Biden: Trump’s ‘vermin’ remark echoes language used in Nazi Germany

President Biden slammed former President Trump’s recent remarks in which he likened his political opponents to “vermin,” suggesting Tuesday that Trump’s rhetoric echoes language used in Nazi Germany.

“In just the last few days, Trump has said it returns office he’s gonna go after all those who oppose him and wipe out what he called the vermin in America — quote, the vermin in America — a specific phrase because it’s just a specific meaning,” Biden said at a fundraiser in San Francisco.

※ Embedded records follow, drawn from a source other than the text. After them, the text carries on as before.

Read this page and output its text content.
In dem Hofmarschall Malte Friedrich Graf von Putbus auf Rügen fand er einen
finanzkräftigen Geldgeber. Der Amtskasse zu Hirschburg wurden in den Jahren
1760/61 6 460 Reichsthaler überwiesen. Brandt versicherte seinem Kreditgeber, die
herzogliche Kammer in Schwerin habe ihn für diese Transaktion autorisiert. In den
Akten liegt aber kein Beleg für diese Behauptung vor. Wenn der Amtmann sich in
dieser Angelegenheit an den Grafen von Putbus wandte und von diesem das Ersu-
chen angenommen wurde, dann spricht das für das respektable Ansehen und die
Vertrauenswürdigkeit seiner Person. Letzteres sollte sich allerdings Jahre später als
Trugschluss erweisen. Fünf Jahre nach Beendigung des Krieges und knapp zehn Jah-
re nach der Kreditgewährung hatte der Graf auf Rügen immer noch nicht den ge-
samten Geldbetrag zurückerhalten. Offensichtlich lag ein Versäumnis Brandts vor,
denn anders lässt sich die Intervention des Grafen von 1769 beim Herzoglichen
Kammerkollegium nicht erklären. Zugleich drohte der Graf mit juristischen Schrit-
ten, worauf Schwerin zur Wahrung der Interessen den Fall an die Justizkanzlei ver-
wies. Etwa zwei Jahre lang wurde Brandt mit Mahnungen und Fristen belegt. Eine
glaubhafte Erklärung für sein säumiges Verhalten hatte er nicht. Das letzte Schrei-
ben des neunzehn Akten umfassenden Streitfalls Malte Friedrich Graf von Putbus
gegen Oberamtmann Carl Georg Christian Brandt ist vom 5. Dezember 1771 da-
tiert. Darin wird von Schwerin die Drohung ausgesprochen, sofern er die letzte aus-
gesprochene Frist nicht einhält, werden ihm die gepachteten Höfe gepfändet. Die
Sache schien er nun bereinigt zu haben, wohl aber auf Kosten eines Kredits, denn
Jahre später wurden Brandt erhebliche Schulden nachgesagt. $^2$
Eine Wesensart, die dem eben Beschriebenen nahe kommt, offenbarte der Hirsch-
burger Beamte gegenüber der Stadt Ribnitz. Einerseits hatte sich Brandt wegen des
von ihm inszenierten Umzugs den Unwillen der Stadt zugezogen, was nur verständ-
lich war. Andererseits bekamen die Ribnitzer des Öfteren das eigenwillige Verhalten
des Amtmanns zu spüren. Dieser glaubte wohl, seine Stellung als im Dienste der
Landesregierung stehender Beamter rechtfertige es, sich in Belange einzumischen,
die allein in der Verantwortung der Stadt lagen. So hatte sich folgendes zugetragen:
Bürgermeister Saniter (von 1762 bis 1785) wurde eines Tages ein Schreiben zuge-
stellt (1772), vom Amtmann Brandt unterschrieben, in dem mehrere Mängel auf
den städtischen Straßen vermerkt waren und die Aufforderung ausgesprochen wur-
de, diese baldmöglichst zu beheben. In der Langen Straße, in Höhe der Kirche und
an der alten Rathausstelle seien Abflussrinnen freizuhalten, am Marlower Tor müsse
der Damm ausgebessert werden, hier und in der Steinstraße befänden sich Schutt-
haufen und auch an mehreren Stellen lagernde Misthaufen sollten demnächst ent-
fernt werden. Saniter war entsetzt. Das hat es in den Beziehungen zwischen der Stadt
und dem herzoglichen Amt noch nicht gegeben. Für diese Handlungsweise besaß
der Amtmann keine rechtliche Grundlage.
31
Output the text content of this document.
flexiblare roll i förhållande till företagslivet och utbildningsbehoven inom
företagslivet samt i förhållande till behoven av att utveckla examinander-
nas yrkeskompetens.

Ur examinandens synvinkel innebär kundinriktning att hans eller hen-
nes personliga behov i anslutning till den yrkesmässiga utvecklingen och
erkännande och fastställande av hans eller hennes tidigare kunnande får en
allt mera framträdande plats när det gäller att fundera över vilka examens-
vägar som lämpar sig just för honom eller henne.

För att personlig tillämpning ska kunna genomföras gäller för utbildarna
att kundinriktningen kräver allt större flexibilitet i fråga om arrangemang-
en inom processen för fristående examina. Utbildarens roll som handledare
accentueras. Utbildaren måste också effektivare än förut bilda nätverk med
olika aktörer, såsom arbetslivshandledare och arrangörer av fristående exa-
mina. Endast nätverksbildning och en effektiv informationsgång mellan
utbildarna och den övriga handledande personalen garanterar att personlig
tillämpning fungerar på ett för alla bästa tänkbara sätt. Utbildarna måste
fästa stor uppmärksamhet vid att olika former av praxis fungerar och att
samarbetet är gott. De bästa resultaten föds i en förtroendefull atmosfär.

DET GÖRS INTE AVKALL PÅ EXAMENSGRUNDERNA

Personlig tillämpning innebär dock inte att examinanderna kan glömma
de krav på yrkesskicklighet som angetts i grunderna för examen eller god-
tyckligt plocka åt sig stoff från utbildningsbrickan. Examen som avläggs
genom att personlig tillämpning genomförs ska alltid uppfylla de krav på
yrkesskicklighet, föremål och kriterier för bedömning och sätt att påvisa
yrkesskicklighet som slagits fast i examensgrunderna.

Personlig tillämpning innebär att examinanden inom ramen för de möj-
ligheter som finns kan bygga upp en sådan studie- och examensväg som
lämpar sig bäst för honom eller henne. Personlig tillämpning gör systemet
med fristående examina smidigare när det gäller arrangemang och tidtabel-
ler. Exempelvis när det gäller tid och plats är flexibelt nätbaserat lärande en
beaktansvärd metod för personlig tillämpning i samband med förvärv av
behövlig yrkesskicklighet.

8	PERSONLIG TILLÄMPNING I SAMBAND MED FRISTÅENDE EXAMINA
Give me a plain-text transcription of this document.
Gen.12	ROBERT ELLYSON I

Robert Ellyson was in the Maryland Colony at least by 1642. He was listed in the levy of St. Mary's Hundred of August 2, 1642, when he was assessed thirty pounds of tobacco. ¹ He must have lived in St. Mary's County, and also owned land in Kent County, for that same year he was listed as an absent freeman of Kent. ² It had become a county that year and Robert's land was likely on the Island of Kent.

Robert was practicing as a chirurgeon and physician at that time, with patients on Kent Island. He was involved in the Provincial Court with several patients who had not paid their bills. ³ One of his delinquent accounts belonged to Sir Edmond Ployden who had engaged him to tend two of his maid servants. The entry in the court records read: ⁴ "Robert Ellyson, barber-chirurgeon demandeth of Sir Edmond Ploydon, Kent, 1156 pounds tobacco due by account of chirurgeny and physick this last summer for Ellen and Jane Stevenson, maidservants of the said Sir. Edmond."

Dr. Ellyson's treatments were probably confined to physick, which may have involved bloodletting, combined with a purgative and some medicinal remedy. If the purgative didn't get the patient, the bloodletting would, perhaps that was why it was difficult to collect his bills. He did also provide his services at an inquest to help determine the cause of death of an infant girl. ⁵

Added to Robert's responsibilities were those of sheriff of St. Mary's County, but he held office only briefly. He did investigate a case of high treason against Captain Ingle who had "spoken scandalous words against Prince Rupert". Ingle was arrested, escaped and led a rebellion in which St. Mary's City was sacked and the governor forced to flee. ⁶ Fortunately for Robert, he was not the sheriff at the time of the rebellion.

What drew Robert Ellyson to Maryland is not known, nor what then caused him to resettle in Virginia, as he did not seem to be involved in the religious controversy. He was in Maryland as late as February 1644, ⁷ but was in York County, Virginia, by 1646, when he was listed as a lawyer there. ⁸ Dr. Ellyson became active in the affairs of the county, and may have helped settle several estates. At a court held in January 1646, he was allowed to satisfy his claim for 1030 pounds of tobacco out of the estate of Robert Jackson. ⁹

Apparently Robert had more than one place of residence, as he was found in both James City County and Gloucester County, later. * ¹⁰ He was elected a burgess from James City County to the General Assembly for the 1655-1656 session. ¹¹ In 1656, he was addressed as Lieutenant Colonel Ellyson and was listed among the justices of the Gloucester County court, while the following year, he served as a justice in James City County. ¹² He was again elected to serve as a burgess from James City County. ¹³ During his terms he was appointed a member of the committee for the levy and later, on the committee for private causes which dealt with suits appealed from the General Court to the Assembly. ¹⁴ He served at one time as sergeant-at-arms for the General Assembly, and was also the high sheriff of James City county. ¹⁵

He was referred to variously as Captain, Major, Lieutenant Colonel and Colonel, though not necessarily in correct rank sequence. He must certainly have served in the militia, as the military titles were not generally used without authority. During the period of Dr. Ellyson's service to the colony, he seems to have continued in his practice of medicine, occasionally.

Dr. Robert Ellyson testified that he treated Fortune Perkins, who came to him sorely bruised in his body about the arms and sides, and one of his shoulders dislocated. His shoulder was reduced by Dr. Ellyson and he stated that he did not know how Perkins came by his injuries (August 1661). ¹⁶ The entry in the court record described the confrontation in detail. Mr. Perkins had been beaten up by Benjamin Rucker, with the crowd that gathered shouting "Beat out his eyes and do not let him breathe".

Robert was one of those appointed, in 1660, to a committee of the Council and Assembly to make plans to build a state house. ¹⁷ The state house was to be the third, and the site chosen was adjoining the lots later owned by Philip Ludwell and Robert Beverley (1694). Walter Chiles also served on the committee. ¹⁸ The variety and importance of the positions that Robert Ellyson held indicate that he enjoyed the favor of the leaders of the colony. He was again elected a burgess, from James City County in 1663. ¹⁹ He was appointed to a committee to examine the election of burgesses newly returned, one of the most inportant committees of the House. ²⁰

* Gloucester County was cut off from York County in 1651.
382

“It that goes language you heard Nazi Germany in the ’30s. That is [not] even the first time,” he continued. “Trump also recently talked about blood of America has been poisoned. The blood in America has been poisoned. Again, echoes the same phrases used in Nazi Germany.”

Trump is the front-runner for the Republican presidential nomination in 2024, and Biden and his aides have increasingly targeted the former president directly with criticism about his rhetoric and his policy positions.

Over the weekend, Trump delivered remarks to supporters in New Hampshire in which he pledged that, if reelected, he would “root out the communists, Marxists, fascists and the radical left thugs that live like vermin within the confines of our country,” warning of the “threat from within.” He used the same language in a post on Truth Social last Saturday.


The comments were widely condemned by White House aides, lawmakers, historians and a small number of Republicans, with some likening the remarks to language used by dictators such as Adolf Hitler and Benito Mussolini.

Trump in October told The National Pulse, a conservative website, that immigrants coming into the U.S. were “poisoning the blood of our country.”

“It’s so bad, and people are coming in with disease,” Trump said at the time. “People are coming in with every possible thing that you could have.”